High sensation seeking
If high sensitivity is largely under the radar, then High Sensation Seeking is the stealth equivalent; you might identify with some of the characteristics, yet may not be familiar with the term.
Marvin Zuckerman is credited with the research in developing knowledge about High Sensation Seeking. HSS can be present with or without high sensitivity; roughly 30% of highly sensitive people are also high sensation seekers. The popular misconception is that high sensation seekers are all extroverts; some are definitely not, yet accurate figures are not currently available.
What are the key characteristics of a high sensation seeker?
You don’t need to be high in each aspect, but the following are likely to be present at some level:
First off - thrill and adventure-seeking.
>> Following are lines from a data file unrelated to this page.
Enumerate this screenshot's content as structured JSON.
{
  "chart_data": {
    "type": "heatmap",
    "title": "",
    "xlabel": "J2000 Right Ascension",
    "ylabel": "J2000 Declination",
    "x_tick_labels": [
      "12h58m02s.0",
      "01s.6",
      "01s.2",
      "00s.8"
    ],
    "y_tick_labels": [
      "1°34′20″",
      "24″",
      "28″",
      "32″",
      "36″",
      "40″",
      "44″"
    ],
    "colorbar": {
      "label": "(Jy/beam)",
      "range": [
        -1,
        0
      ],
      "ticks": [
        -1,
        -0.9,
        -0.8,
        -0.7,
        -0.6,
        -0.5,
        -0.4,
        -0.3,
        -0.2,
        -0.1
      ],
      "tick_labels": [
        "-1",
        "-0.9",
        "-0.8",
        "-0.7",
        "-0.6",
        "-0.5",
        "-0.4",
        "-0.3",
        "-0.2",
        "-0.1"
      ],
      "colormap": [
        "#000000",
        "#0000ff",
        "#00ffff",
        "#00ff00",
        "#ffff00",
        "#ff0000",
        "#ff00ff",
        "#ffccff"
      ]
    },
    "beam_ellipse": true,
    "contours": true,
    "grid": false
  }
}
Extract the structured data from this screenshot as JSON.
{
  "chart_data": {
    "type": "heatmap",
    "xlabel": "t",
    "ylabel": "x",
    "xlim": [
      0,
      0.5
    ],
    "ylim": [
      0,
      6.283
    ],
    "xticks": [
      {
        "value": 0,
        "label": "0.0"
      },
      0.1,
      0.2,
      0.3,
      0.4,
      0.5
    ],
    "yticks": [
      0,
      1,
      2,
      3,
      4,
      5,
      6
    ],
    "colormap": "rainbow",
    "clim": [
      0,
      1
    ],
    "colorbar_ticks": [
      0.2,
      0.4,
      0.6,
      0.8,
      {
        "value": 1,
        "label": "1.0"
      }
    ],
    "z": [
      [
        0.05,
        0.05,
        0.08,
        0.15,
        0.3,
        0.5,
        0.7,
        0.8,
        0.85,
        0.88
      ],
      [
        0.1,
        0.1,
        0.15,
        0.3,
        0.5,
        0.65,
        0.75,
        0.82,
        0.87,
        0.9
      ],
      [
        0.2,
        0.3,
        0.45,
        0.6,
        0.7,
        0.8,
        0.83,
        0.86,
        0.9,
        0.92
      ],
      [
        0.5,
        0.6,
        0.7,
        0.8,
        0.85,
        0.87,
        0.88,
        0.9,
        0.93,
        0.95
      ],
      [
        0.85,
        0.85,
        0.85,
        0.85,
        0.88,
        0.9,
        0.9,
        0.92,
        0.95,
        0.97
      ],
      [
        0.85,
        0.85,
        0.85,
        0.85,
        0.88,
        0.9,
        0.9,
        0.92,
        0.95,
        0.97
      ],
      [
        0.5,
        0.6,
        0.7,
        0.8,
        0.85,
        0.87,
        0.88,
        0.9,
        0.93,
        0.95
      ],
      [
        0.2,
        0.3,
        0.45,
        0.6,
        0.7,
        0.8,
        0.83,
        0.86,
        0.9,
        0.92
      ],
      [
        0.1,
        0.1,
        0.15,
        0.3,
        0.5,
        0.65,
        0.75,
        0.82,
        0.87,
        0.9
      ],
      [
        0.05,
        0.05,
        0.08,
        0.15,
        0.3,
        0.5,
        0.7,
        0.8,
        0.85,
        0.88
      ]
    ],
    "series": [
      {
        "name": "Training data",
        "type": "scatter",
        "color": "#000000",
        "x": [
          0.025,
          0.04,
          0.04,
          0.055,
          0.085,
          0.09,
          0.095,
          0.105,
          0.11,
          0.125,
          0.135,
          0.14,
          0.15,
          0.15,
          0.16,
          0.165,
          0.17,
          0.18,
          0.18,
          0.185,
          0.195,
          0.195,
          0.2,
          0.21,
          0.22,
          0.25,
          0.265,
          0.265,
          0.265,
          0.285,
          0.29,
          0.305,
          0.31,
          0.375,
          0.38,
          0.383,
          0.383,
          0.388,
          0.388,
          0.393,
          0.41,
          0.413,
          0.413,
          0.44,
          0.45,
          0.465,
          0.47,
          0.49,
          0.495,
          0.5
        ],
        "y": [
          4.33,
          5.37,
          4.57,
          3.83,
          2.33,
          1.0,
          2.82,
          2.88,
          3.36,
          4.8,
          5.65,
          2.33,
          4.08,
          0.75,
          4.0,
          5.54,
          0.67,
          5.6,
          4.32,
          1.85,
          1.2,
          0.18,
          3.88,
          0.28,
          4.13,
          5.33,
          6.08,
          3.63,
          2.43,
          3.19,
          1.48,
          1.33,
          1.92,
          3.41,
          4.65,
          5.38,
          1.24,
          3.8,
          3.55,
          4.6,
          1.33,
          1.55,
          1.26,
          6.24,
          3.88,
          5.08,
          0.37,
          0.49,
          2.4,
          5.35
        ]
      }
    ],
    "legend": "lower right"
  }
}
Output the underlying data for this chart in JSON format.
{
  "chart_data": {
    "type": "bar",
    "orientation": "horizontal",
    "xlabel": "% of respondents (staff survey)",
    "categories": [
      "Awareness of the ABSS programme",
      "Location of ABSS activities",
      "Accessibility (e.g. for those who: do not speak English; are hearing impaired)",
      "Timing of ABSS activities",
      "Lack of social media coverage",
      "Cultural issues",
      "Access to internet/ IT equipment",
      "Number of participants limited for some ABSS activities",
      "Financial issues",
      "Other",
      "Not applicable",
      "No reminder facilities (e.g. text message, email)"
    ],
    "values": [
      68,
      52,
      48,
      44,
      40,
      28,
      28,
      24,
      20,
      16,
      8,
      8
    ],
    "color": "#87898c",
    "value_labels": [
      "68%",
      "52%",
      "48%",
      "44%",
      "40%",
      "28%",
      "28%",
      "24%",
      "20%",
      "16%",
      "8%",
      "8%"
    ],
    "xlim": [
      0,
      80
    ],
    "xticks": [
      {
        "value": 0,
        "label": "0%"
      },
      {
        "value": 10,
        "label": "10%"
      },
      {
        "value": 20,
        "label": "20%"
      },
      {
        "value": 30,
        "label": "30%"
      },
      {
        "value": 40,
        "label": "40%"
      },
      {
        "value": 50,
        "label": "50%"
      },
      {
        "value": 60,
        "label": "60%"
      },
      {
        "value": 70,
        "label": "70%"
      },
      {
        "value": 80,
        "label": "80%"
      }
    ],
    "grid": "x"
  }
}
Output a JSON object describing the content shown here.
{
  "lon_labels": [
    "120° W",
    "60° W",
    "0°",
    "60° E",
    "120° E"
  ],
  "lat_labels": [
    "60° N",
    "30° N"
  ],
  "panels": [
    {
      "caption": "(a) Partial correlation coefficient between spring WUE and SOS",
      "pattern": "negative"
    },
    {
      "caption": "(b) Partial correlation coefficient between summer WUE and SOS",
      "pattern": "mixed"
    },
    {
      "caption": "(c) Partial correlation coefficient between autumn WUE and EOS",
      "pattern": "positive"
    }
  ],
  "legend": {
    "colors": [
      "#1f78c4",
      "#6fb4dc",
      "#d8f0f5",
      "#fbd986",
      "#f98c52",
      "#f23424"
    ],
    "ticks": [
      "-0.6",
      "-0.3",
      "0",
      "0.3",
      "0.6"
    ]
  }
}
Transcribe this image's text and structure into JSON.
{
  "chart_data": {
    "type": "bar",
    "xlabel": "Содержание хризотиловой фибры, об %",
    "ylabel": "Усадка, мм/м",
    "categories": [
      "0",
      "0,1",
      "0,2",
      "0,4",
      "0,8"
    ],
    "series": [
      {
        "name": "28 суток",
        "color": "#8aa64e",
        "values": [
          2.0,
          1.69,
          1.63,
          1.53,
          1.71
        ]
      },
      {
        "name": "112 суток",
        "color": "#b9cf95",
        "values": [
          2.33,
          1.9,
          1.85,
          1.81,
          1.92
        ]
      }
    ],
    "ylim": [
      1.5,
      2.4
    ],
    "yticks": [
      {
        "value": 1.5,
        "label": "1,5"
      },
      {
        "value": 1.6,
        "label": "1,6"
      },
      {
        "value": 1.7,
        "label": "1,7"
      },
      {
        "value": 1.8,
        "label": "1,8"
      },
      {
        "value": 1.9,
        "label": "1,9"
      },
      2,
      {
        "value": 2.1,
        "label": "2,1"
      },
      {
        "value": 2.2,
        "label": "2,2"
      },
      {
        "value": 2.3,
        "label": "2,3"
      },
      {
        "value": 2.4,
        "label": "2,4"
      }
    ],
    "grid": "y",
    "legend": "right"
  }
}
This might reflect in a desire to participate in what might be considered dangerous sports; driving fast; enjoying going on roller coasters etc.
Secondly is the need for novelty and new experiences. This can be as simple as reading a new book, enjoying going to a new restaurant, or travelling to a new destination.
Thirdly, there is disinhibition. This may show as activities outside societal norms - for example, recreational drug-taking.
Finally, susceptibility to boredom. This is the enemy of the HSS and the only one of the four aspects that don’t seem to lessen with age.
If you recognise some of these traits, you can take the high sensation seeking test.
What if you are both highly sensitive and high sensation seeking?
Dr. Aron has aptly described this as “driving with one foot on the throttle and the other on the brake”. Dr Tracy Cooper, a leading authority on High Sensation Seeking, describes it thus: “High Sensation Seeking is forever pushing us forward with boredom the stick, whilst High Sensitivity slows us down and allows us to appreciate our experiences”.
Balancing the two successfully requires self-awareness and self-compassion for the times you don’t get it right. Working with a counsellor experienced in these areas can help you on your journey.